La régulation des plateformes comme Twitter et Facebook est au centre des débats. Le législateur européen est prêt à agir, mais il ne faudrait pas oublier la responsabilité individuelle des utilisateurs des réseaux.

Internet, pensé comme un espace de liberté absolu, un espace de tous les possibles où tout était à faire il y a 20 ans, est désormais tiraillé par des questions existentielles liées aux notions de démocratie, de débat public, de prédominance des plateformes et de législation spécifique. La fermeture des comptes de Donald Trump par Twitter et d'autres réseaux sociaux a, une nouvelle fois, démontré la toute-puissance des plateformes numériques devenues propriétaires des clés du débat public. La crise d'adolescence – un peu tardive – de ces plateformes numériques, à laquelle nous assistons aujourd'hui, pourrait accoucher demain d'une maturité bienvenue.

En 1996, John Perry Barlow, militant libertarien et pionnier de "l''internet libre", rédige la déclaration d’indépendance du Cyberespace et déclare : "Gouvernements du monde industriel, vous les géants fatigués de chair et d’acier, je viens du Cyberespace, la nouvelle maison de l’esprit. Au nom de l’avenir, je vous demande de nous laisser tranquilles. Vous n’êtes pas les bienvenus. Vous n’avez aucune souveraineté là où nous nous réunissons." 25 ans plus tard, la donne a bien changé.

Aujourd’hui, on presse de toute part les gouvernements d’agir pour reprendre la main sur le "cyberespace", emprisonné dans les griffes des géants technologiques. Légiférer, réguler, encadrer, cela fait des années que l’idée germe pour tenter de contrer la prédominance des réseaux sociaux, médias sociaux ou plate-forme d’échange internet. Mais le "comment" reste pour l'heure sans réponse probante.

Légiférer, réguler, encadrer, cela fait des années que l’idée germe pour tenter de contrer la prédominance des réseaux sociaux, médias sociaux ou plate-forme d’échange internet.

Commençons par le commencement. Avant de crier au manque de législation, regardons ce que nous avons sous la main. Des lois existent déjà pour encadrer les propos tenus dans la vie réelle et en ligne. Chaque pays possède sa propre législation en la matière. Chez nous par exemple, la loi Moureau fixe les limites en matière d’appel à la haine ou de propos discriminatoires. "Il faut revenir à des principes très simples. Peu importe le médium. Tous les comportements condamnables par la loi doivent l’être en ligne. Il faut s’assurer que les lois soient respectées", selon Laurent Hublet, responsable du campus technologique BeCentral, philosophe et observateur attentif du monde numérique.

Problème: il est compliqué d’appliquer une loi avec la vitesse judiciaire classique dans un espace de liberté qui permet de partager une information, une opinion et une insulte en un dixième de seconde avec le monde entier. Le temps judiciaire ne correspond pas au temps numérique. C’est un fait. La modération restera quoiqu’il arrive aux mains des plateformes et elles auront toujours le statut de "partenaires" pour faire appliquer les lois en vigueur. Pour en faire des partenaires utiles et responsables, il faut s’adapter à leur statut qui est international.

Le problème géographique

L’aspect géopolitique dans la problématique de la régulation des plateformes ne peut pas être négligé. Les plateformes comme Twitter et Facebook sont internationales, comme le rappelle Adrien Basdevant, avocat français spécialisé en droit des nouvelles technologies et auteur du livre "L’Empire des données". "Il y a, de base, un problème d’application géographique de la régulation. La liberté d’expression n’est pas un droit international, elle est différente en fonction de chaque pays." Cela signifie que les plateformes numériques internationales font face à un morcellement de législations nationales.
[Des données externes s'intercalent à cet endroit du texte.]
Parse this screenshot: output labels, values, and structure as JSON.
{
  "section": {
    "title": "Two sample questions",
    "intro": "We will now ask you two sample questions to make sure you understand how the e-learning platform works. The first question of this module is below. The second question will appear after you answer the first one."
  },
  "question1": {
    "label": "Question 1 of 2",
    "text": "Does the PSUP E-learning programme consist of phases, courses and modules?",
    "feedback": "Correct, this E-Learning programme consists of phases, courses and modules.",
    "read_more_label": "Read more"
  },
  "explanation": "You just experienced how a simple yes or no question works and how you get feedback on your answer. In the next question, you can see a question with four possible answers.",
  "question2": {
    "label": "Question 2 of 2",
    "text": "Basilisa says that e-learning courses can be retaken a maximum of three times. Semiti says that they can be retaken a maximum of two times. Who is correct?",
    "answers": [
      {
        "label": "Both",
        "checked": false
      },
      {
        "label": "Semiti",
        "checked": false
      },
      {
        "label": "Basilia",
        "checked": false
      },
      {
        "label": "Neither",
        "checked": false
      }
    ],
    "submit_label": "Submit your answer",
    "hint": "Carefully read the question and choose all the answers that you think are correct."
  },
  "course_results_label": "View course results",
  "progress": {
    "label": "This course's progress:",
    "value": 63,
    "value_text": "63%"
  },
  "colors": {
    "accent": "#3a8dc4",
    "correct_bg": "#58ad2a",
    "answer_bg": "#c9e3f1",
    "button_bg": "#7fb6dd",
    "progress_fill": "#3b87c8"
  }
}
"Nos sociétés sont à un carrefour de leur existence. Elles font face à un choc de souveraineté. Un choc entre les États-nations et les plateformes internationales."
Adrien Basdevant
Avocat spécialisé en droit des nouvelles technologies et auteur de "L'Empire des données"

"Si demain, nous voulons appliquer une loi spécifique à Twitter concernant une information x, l’info sera accessible alors différemment en fonction de la localisation de la personne qui la consulte. Cela équivaut à une Balkanisation (un morcellement extrême, NDLR) de l’information." Le cas se présente déjà avec le droit à l’oubli qui, s’il permet de faire dé-référencer un contenu en Europe, ne l'efface pas pour un utilisateur américain par exemple. Faut-il alors envisager une régulation mondiale? Cela paraît impossible. Au niveau européen? On n'en est pas loin, nous y reviendrons.

"On a galvaudé l’expression 2.0, mais là en ce moment, on assiste peut-être à la naissance du web 3.0"
Laurent Hublet
CEO de BeCentra

Prenons d’abord un peu de hauteur pour se rendre compte du moment historique que nous vivons. "On a galvaudé l’expression 2.0, mais là, en ce moment, on assiste peut-être à la naissance du web 3.0", explique Laurent Hublet. Pour Adrien Basdevant, nos sociétés sont à un carrefour de leur existence. Elles font face à un choc de souveraineté. Un choc entre les États-nations et les plateformes internationales. Les États ont leur loi, leurs constitutions et les plateformes ont leurs conditions générales d’utilisation. "On constate que davantage de gens on souscrit à des conditions générales d'utilisation d’une plateforme numérique comme Facebook qu’à une quelconque constitution dans le monde", pointe Adrien Basdevant. Ce choc, c’est aussi celui du code juridique face au code informatique. "Les plateformes ont un 'Soft Power' gigantesque qui passe par leur code informatique, et les utilisateurs y adhèrent via les conditions générales", explique l'avocat et auteur français. Des conditions qui font la loi sur les réseaux, à défaut de législation ad hoc.

Les réseaux sociaux sont un espace à la fois privé et public. C’est la notion de gratuité qui nous a fait croire qu’il s’agissait d’un espace public.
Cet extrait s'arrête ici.